I for one, can't wait to run for President of the campus Feminists on a platform of putting women in burqas and requiring that no female student attend classes without a male relative accompanying them.
Respect my ancient and noble culture, bitches!
I attended Vanderbilt. The school's religious societies/groups were very prominent when i was there (mid 1990s); the main reason is that 50% or more of the students came from southern regions that are/were very much the strongest links in the Bible Belt, and they came to vanderbilt partly *because* it was very much considered 'jesus friendly'
(note: the 2 largest industries in Nashville are neither 'music' = its Healthcare, and Christian Publishing; one of the largest building in Nashville when i was there had a gigantic cross overlooking the city)
Most kids were variations of baptist, or flavors of protestant I was generally unfamiliar with. Being a catholic yankee made me very much an oddball. A large number of people didn't even think 'Catholic' qualified as 'christian'.
That said, for the students who weren't involved at all, it was more or less as if it the religious things didn't exist. It was never an impediment to normal school life, or a cause of any sectarian strife.
I have always been a strong supporter of religious freedom, and i find the idea of Vanderbilt telling these groups they have to disband... shocking, frankly. While nothing stops them from continuing without the University imprimatur, it is still disturbing.
I tried to think of the most outrageous Org/Religion/University.
Best I could come up with is BYU's Muslim Student Association.
http://clubs.byu.edu/organizat.....==/profile
Allah Akbar!
...students will no longer be able to form groups where membership or leadership is predicated on support for the group's mission.
Sounds like every club, team, committee and task force I've ever been on....
Does this mean women can force their way into fraternity initiations?

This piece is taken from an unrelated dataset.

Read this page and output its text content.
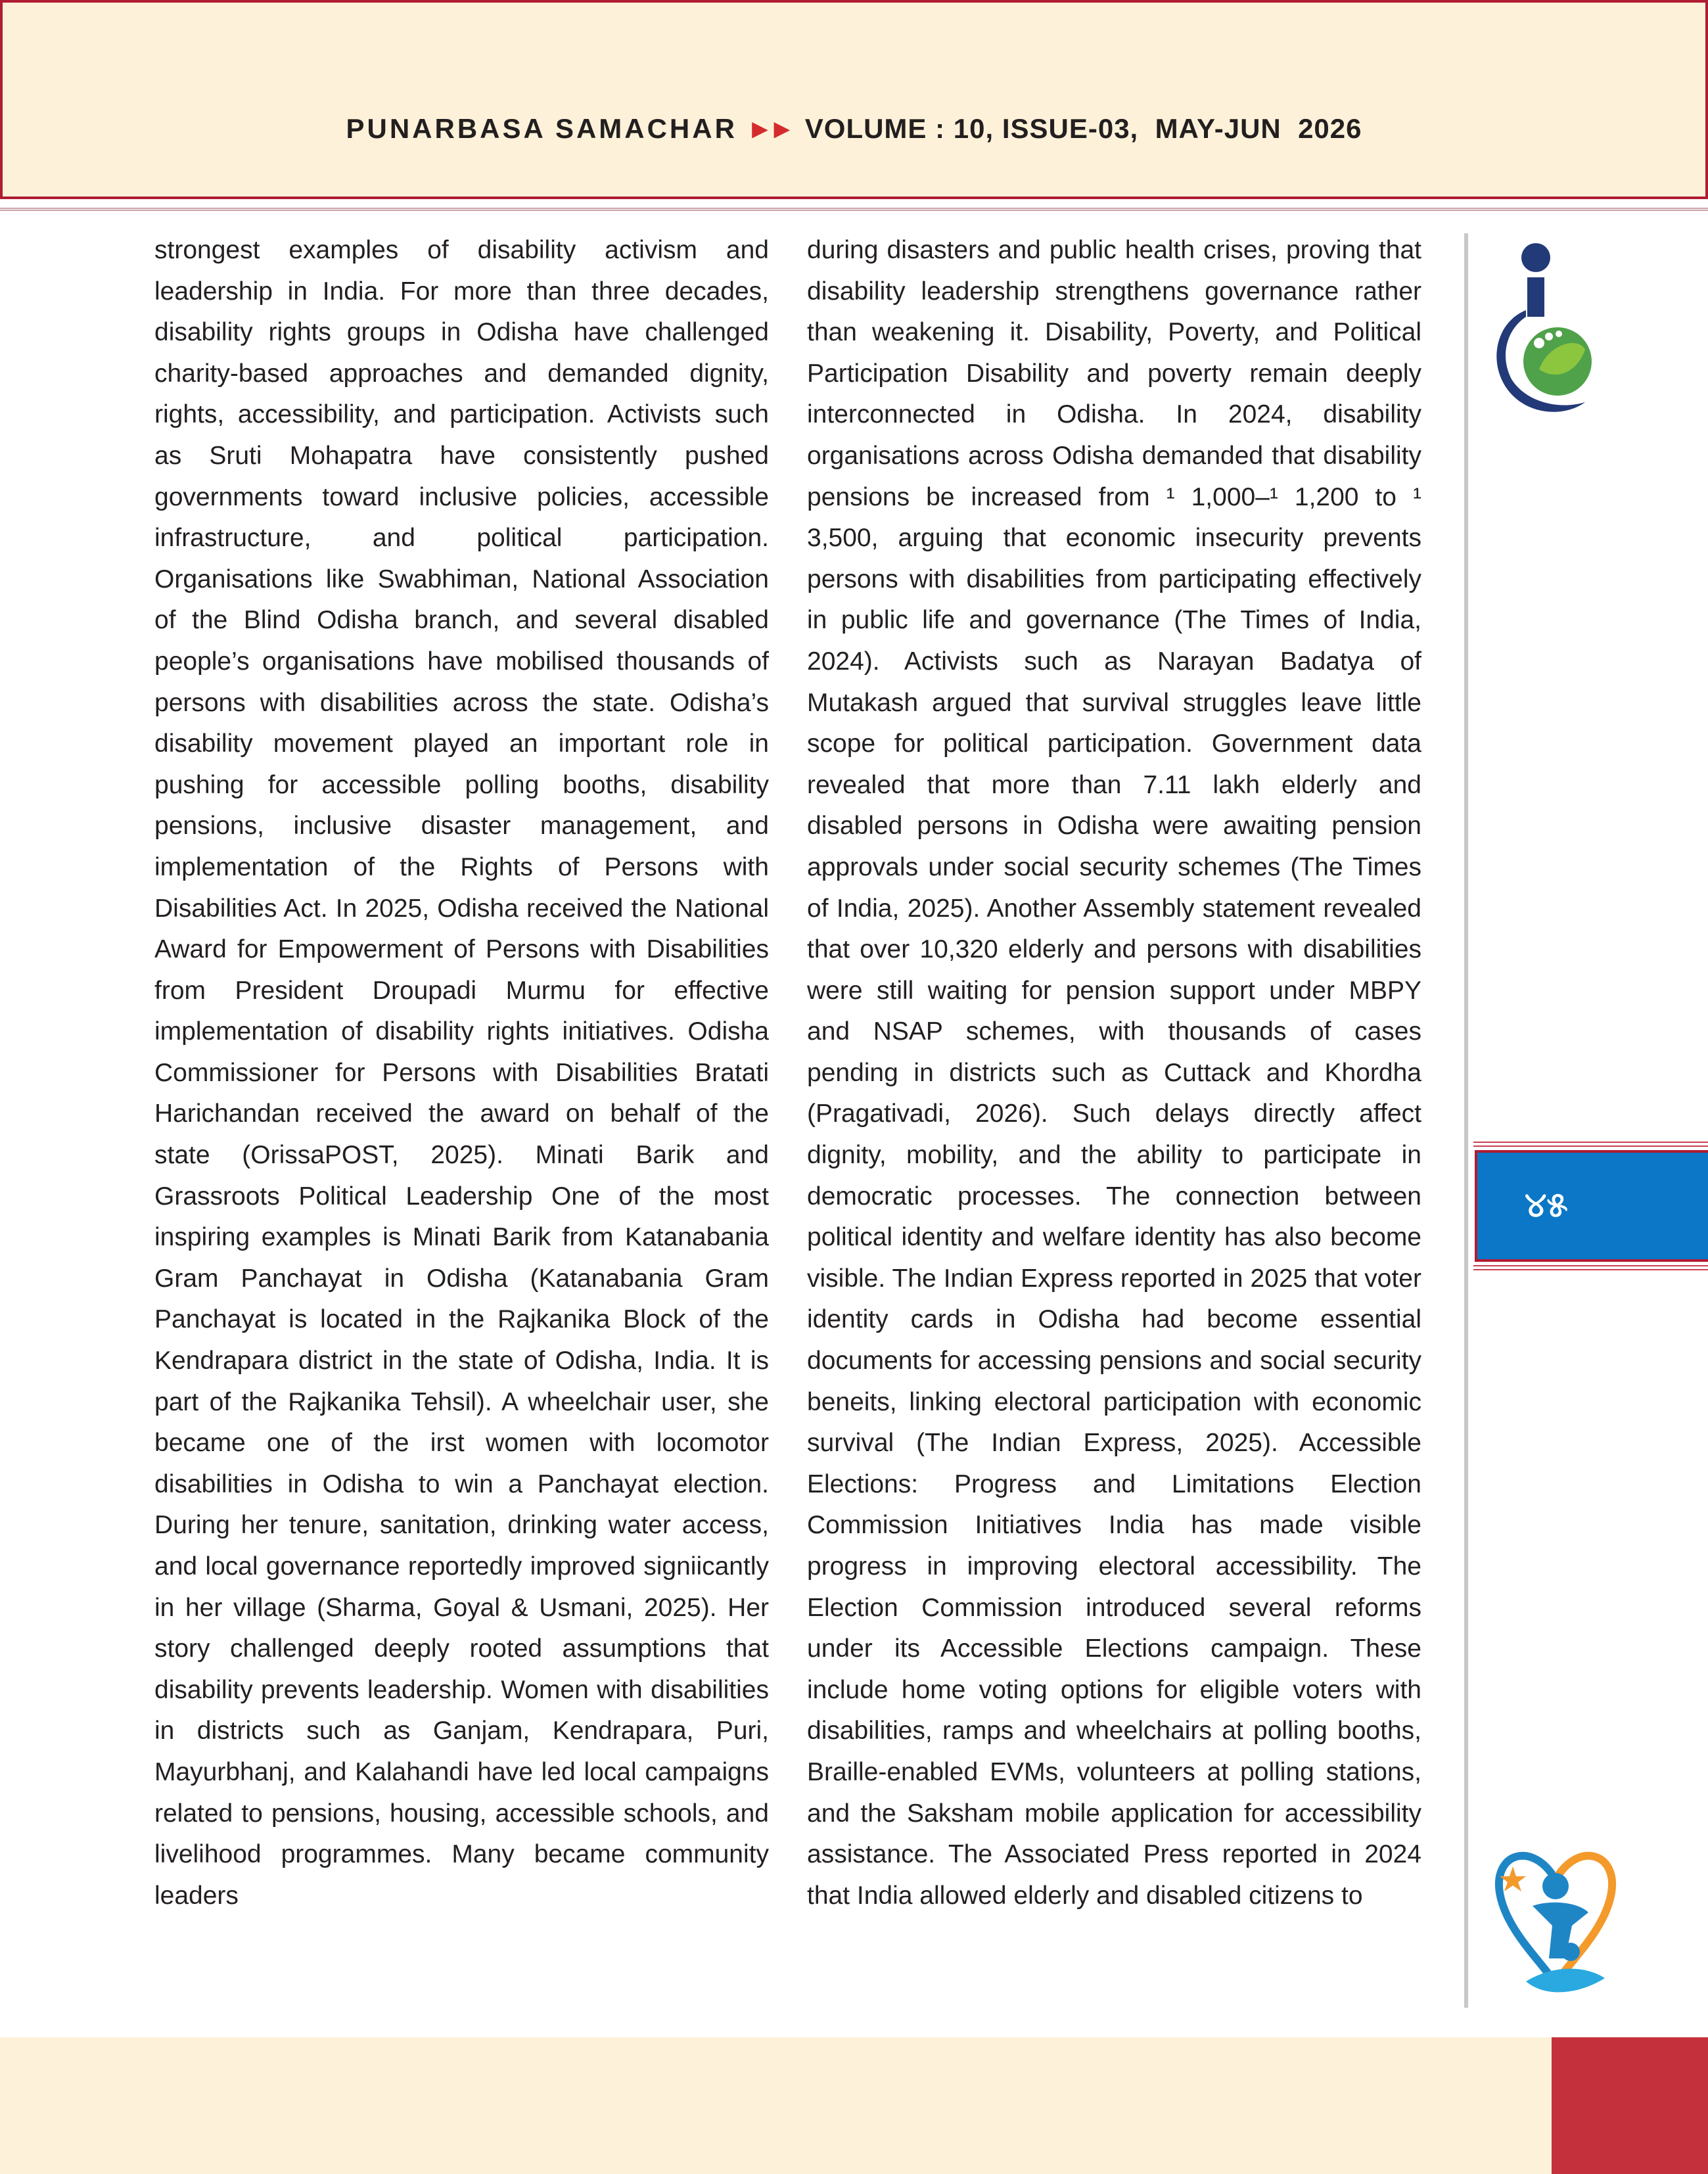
PUNARBASA SAMACHAR ▶ ▶ VOLUME : 10, ISSUE-03,  MAY-JUN  2026
strongest examples of disability activism and leadership in India. For more than three decades, disability rights groups in Odisha have challenged charity-based approaches and demanded dignity, rights, accessibility, and participation. Activists such as Sruti Mohapatra have consistently pushed governments toward inclusive policies, accessible infrastructure, and political participation. Organisations like Swabhiman, National Association of the Blind Odisha branch, and several disabled people’s organisations have mobilised thousands of persons with disabilities across the state. Odisha’s disability movement played an important role in pushing for accessible polling booths, disability pensions, inclusive disaster management, and implementation of the Rights of Persons with Disabilities Act. In 2025, Odisha received the National Award for Empowerment of Persons with Disabilities from President Droupadi Murmu for effective implementation of disability rights initiatives. Odisha Commissioner for Persons with Disabilities Bratati Harichandan received the award on behalf of the state (OrissaPOST, 2025). Minati Barik and Grassroots Political Leadership One of the most inspiring examples is Minati Barik from Katanabania Gram Panchayat in Odisha (Katanabania Gram Panchayat is located in the Rajkanika Block of the Kendrapara district in the state of Odisha, India. It is part of the Rajkanika Tehsil). A wheelchair user, she became one of the irst women with locomotor disabilities in Odisha to win a Panchayat election. During her tenure, sanitation, drinking water access, and local governance reportedly improved signiicantly in her village (Sharma, Goyal & Usmani, 2025). Her story challenged deeply rooted assumptions that disability prevents leadership. Women with disabilities in districts such as Ganjam, Kendrapara, Puri, Mayurbhanj, and Kalahandi have led local campaigns related to pensions, housing, accessible schools, and livelihood programmes. Many became community leaders
during disasters and public health crises, proving that disability leadership strengthens governance rather than weakening it. Disability, Poverty, and Political Participation Disability and poverty remain deeply interconnected in Odisha. In 2024, disability organisations across Odisha demanded that disability pensions be increased from ¹ 1,000–¹ 1,200 to ¹ 3,500, arguing that economic insecurity prevents persons with disabilities from participating effectively in public life and governance (The Times of India, 2024). Activists such as Narayan Badatya of Mutakash argued that survival struggles leave little scope for political participation. Government data revealed that more than 7.11 lakh elderly and disabled persons in Odisha were awaiting pension approvals under social security schemes (The Times of India, 2025). Another Assembly statement revealed that over 10,320 elderly and persons with disabilities were still waiting for pension support under MBPY and NSAP schemes, with thousands of cases pending in districts such as Cuttack and Khordha (Pragativadi, 2026). Such delays directly affect dignity, mobility, and the ability to participate in democratic processes. The connection between political identity and welfare identity has also become visible. The Indian Express reported in 2025 that voter identity cards in Odisha had become essential documents for accessing pensions and social security beneits, linking electoral participation with economic survival (The Indian Express, 2025). Accessible Elections: Progress and Limitations Election Commission Initiatives India has made visible progress in improving electoral accessibility. The Election Commission introduced several reforms under its Accessible Elections campaign. These include home voting options for eligible voters with disabilities, ramps and wheelchairs at polling booths, Braille-enabled EVMs, volunteers at polling stations, and the Saksham mobile application for accessibility assistance. The Associated Press reported in 2024 that India allowed elderly and disabled citizens to
୪୫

So can a Klansman join a black student group or a Neo-Nazi a Jewish student group? The right to associate also means the right to discriminate. The State should have nothing to say about who the individual discriminates against or whom they associate with. It is the social norms and mores that brand those that discriminate for incomprehensible reasons as outcasts and those individuals must suffer and live with the consequences of their choices. If a hotel owner refuses to rent a room to an individual that they deem unworthy, then he as the property owner has that right, but they can also suffer the besmirchment of their name and professional reputation, and suffer lost revenue and possible business failure due to the power of boycott. As for me personally. Well, I belong to the largest minority in the World. I am an individual and have no need to belong to an organized group based on a perceived identity!
Your slings and arrows here if you must!
If I were advising any religious group legally in this matter I would tell them to drop ALL requirements for anything for leaders except honorable time in the group and being voted into the position.
If a mass of atheist join and continue to participate honorably in the religious group it will be impossible to tell these evangelical atheist from the mass of Christian atheist in these already who fraudulently profess to follow Jesus Christ and yet do not love sinners like Christ loves EVEN today if they are lesbians or other type sinner.
To say you are committed to following Christ and despise homosexuals and not just the sinful homosexual sex act makes you a follower of Lucifer and NOT Jesus. At least most atheists do not work so hard to harm Christ disguised as Christians.